Rocky Mountain National Park is one of 25 most at risk from climate change
Lion Lake No. 1 in Rocky Mountain National Park’s Wild Basin, with Mount Alice and Chiefs Head Peak standing tall in the distance. Photo by Broomfield Enterprise.
In the future, there may be fewer snow-capped peaks to gaze at in Rocky Mountain National Park.
The meadows on the west side of the park may change as the climate warms and dries, making them less hospitable to moose and pine martens, and aspens across the park may disappear along with the plants that call the tundra home.
These are the dire predictions of a report released yesterday by the Rocky Mountain Climate Organization and the Natural Resources Defense Council, which called climate change “the greatest threat ever” to national parks.

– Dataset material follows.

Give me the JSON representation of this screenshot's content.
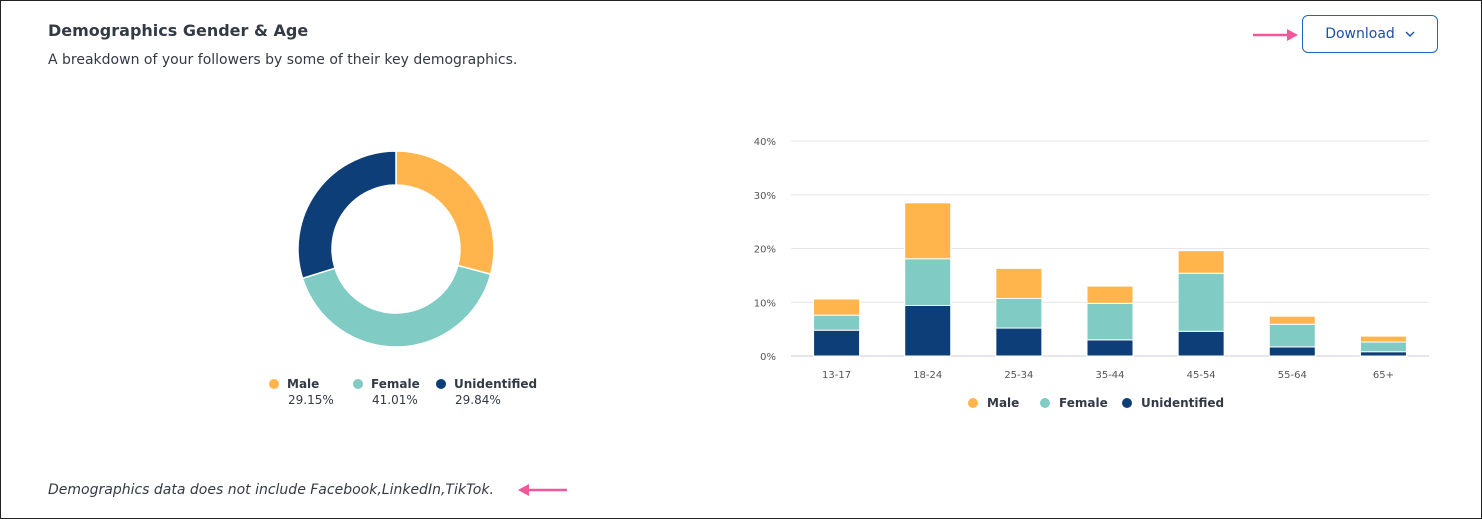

The report, called National Parks in Peril, listed the 25 parks most at risk of climate change and included two in Colorado: RMNP and Mesa Verde.
From the report’s Colorado fact sheet:
Mesa Verde is vulnerable to a loss of water, more downpours and floods, a loss of plant communities, a loss of wildlife, and a loss of cultural resources. Rocky Mountain is vulnerable to a loss of ice and snow, a loss of water, more downpours and floods, a loss of plant communities, a loss of wildlife, more crowding, a loss of fishing, and more air pollution. Other parks in Colorado, including Black Canyon of the Gunnison National Park, Great Sand Dunes National Park and Preserve, and Dinosaur National Monument, face similar vulnerabilities.
Many of these impacts are already happening, as human activities—the emission of heat-trapping gases—are now changing the climate. To preserve our national parks for ourselves and future generations, we need to both stop changing the climate and take actions to preserve the resources and values that make our parks special.